A bonfire roared, sending sparks into the night sky. Jacob stood on a platform, placing a crown of flowers on Kassandra’s head. She was wearing my Moonstone. It looked dull against her skin, opaque and lifeless, devoid of the inner fire it held when it was mine.

"To our Luna!" the Pack chanted.

Fireworks exploded overhead, painting the sky in gold and red.

I stood in the darkness, cradling my broken hand against my chest.

A couple of Betas walked past my hiding spot, laughing, swaying slightly with drink.

"Did you hear about Alexia?" one asked. "Hand crushed. Useless now."

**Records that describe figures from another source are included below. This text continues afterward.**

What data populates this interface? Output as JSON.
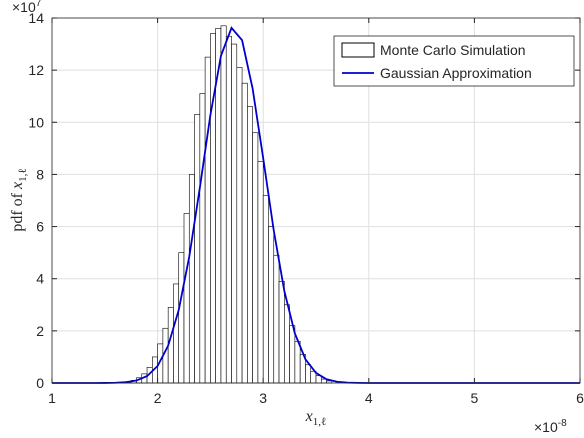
{
  "chart_data": {
    "type": "histogram",
    "bins": [
      1.65,
      1.7,
      1.75,
      1.8,
      1.85,
      1.9,
      1.95,
      2.0,
      2.05,
      2.1,
      2.15,
      2.2,
      2.25,
      2.3,
      2.35,
      2.4,
      2.45,
      2.5,
      2.55,
      2.6,
      2.65,
      2.7,
      2.75,
      2.8,
      2.85,
      2.9,
      2.95,
      3.0,
      3.05,
      3.1,
      3.15,
      3.2,
      3.25,
      3.3,
      3.35,
      3.4,
      3.45,
      3.5,
      3.55,
      3.6,
      3.65
    ],
    "counts": [
      0.02,
      0.05,
      0.1,
      0.2,
      0.35,
      0.6,
      1.0,
      1.5,
      2.1,
      2.9,
      3.8,
      5.0,
      6.5,
      8.0,
      10.3,
      11.1,
      12.5,
      13.4,
      13.6,
      13.7,
      13.3,
      13.0,
      12.1,
      11.5,
      10.6,
      9.6,
      8.5,
      7.2,
      6.0,
      4.9,
      3.9,
      3.0,
      2.2,
      1.6,
      1.1,
      0.7,
      0.45,
      0.28,
      0.15,
      0.08
    ],
    "hist_name": "Monte Carlo Simulation",
    "hist_color": "#ffffff",
    "hist_edge": "#000000",
    "line": {
      "name": "Gaussian Approximation",
      "color": "#0000cc",
      "x": [
        1.0,
        1.1,
        1.2,
        1.3,
        1.4,
        1.5,
        1.6,
        1.7,
        1.8,
        1.9,
        2.0,
        2.1,
        2.2,
        2.3,
        2.4,
        2.5,
        2.6,
        2.7,
        2.8,
        2.9,
        3.0,
        3.1,
        3.2,
        3.3,
        3.4,
        3.5,
        3.6,
        3.7,
        3.8,
        3.9,
        4.0,
        4.1,
        4.2,
        4.3,
        4.4,
        4.5,
        4.6,
        4.7,
        4.8,
        4.9,
        5.0,
        5.1,
        5.2,
        5.3,
        5.4,
        5.5,
        5.6,
        5.7,
        5.8,
        5.9,
        6.0
      ],
      "values": [
        0,
        0,
        0,
        0,
        0,
        0.002,
        0.009,
        0.031,
        0.095,
        0.264,
        0.653,
        1.43,
        2.8,
        4.85,
        7.49,
        10.28,
        12.55,
        13.62,
        13.15,
        11.29,
        8.62,
        5.85,
        3.53,
        1.9,
        0.91,
        0.385,
        0.145,
        0.049,
        0.015,
        0.004,
        0.001,
        0,
        0,
        0,
        0,
        0,
        0,
        0,
        0,
        0,
        0,
        0,
        0,
        0,
        0,
        0,
        0,
        0,
        0,
        0,
        0
      ]
    },
    "xlabel_var": "x",
    "xlabel_sub": "1,ℓ",
    "ylabel_prefix": "pdf of",
    "ylabel_var": "x",
    "ylabel_sub": "1,ℓ",
    "x_multiplier": {
      "base": "×10",
      "exponent": "-8"
    },
    "y_multiplier": {
      "base": "×10",
      "exponent": "7"
    },
    "xlim": [
      1,
      6
    ],
    "xticks": [
      1,
      2,
      3,
      4,
      5,
      6
    ],
    "ylim": [
      0,
      14
    ],
    "yticks": [
      0,
      2,
      4,
      6,
      8,
      10,
      12,
      14
    ],
    "grid": true,
    "legend": "top-right"
  }
}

"Good riddance," the other sneered. "She was always a downer. Kassandra is so much more fun. A real Luna."

"Yeah. What was Alexia gonna do anyway? Play piano for rogues?"

They laughed, the sound grating against my ears, and moved on.

I leaned against a tree, the rough bark biting into my shoulder.

*Useless.*

*Downer.*

*Alpha's Shame.*

I looked at the fireworks one last time. They were celebrating their own demise, though they didn't know it yet. They were celebrating a liar and a weakling Alpha.

I turned my back on the light.

I walked toward the border. My hand throbbed in time with my heart, but my steps were lighter than they had been in years.

I had no piano. I had no money. I had a broken hand.

But I had the truth. And for the first time in my life, I belonged only to myself.

I disappeared into the night, leaving the Obsidian Pack to their hollow victory.